PgmNr P2138: GC content evolution in the light of nucleic acid molecular dynamics.

Authors:
G. A. Babbitt; E. E. Coppola


Institutes
Rochester Institute of Technology, Rochester, NY.


Abstract:

Molecular evolutionary studies of genomic base composition and GC content have a long unresolved history of frequency-based methods of analysis applied only to DNA sequence data.  However, this tradition ignores the physicochemical impacts of mutation that can affect the molecular dynamics of nucleic acid polymers. This is especially problematic during transcription, where mutation can influence the complex interactions at play in chromatin-mediated genomic regulation. Here, we investigate the two primary biophysical constraints required of eukaryotic transcription; a flexible/nuclear-compacted DNA and a stable/non-self-reactive RNA; both features which can be significantly affected by the molecular evolution of GC content in the genome. We utilize a 2x448 core Tesla supercomputer to conduct 2000 nanosecond scale GPU accelerated molecular dynamic simulations of mutation in randomized DNA and RNA sequence backgrounds, where we investigate mutational impacts on molecular dynamics while controlling for varying GC content.  Additionally, in Saccharomyces yeast alignments, we employ simulations of neutral evolution to locally map natural selection acting on DNA flexibility and RNA stability.
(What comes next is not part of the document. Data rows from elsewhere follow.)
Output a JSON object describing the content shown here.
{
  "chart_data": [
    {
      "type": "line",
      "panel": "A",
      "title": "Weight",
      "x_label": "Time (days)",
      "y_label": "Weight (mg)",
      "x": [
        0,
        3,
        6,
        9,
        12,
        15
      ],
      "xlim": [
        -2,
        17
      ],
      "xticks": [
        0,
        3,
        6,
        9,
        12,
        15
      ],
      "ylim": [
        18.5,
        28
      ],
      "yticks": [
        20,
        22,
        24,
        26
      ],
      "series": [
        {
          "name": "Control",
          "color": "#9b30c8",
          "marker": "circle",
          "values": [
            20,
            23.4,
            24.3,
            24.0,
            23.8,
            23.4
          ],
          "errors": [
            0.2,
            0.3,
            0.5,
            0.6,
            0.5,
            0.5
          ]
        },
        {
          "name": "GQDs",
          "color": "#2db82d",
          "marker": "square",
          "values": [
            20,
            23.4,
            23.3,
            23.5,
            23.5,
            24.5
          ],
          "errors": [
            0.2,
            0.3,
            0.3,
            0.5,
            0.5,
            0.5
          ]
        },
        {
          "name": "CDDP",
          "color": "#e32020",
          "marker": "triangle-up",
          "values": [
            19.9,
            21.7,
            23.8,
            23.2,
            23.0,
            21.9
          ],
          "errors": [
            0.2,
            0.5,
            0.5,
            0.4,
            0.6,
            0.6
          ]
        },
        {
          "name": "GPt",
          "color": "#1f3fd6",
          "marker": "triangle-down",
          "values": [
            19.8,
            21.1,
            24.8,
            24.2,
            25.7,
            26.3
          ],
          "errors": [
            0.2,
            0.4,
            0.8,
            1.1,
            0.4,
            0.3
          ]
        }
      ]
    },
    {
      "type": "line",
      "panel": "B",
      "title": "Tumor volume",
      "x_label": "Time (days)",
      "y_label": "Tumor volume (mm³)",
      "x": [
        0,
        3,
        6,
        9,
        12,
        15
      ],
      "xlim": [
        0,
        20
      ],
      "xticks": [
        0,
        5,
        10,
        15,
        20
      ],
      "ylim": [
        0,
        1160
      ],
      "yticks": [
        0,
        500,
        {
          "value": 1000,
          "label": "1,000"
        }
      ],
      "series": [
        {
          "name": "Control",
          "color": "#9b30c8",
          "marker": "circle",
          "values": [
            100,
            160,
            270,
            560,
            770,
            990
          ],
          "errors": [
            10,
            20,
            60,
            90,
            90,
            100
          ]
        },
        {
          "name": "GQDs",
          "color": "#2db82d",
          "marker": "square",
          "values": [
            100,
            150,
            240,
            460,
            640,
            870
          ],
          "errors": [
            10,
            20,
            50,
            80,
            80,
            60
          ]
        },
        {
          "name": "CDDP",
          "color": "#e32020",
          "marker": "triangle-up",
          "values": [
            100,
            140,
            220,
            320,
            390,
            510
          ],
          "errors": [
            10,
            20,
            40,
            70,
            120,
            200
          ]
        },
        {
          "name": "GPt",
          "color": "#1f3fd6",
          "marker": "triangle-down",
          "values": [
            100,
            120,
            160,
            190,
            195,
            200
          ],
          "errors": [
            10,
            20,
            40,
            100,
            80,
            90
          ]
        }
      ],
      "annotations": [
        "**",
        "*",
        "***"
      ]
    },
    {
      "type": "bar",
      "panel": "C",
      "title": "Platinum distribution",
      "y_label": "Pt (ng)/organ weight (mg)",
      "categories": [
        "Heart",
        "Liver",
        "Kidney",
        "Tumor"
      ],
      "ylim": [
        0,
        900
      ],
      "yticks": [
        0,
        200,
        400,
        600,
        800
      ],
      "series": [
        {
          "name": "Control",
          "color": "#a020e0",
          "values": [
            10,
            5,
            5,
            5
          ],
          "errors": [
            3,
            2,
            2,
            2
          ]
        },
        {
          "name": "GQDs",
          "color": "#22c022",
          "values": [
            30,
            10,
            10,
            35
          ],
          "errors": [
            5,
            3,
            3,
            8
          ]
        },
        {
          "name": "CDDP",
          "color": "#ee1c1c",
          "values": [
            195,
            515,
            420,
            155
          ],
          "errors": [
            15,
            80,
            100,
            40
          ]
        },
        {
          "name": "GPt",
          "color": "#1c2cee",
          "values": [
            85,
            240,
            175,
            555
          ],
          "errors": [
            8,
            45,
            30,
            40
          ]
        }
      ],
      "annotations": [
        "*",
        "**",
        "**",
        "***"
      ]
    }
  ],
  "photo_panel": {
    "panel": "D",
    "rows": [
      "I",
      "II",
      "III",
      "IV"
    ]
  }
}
We find that different classes of mutation have very different GC-dependent impacts on dynamics, defined via shifts in atomic fluctuation and correlation, and indicating that GC-related molecular dynamics of nucleic acids are correlated and evolvable.  In DNA, we report that low GC generally amplifies mutational impacts on molecular dynamics while increasing the impact of transversion over transition, providing a potent functional evolutionary constraint that may form a basis for transition bias observed in most genomes.  In RNA, we observe that the molecular dynamic impacts of mutation depend largely upon their impact on uracil, the most interactive of the nucleobases.  In Saccharomyces yeasts, we find evidence that many yeast genes have effectively decoupled the biophysical relationship between DNA flexibility and RNA stability by elevating GC. We also report a significant genome-wide signature whereby TFBS consensus sequences are partly defined by mutational impacts on DNA flexibility. We conclude that the historical assumption of genetic abstraction in molecular evolution is quite limiting, especially regarding the role of nucleic acid polymer biophysics in interpreting broad patterns in molecular evolution related to genome packaging and control of transcription.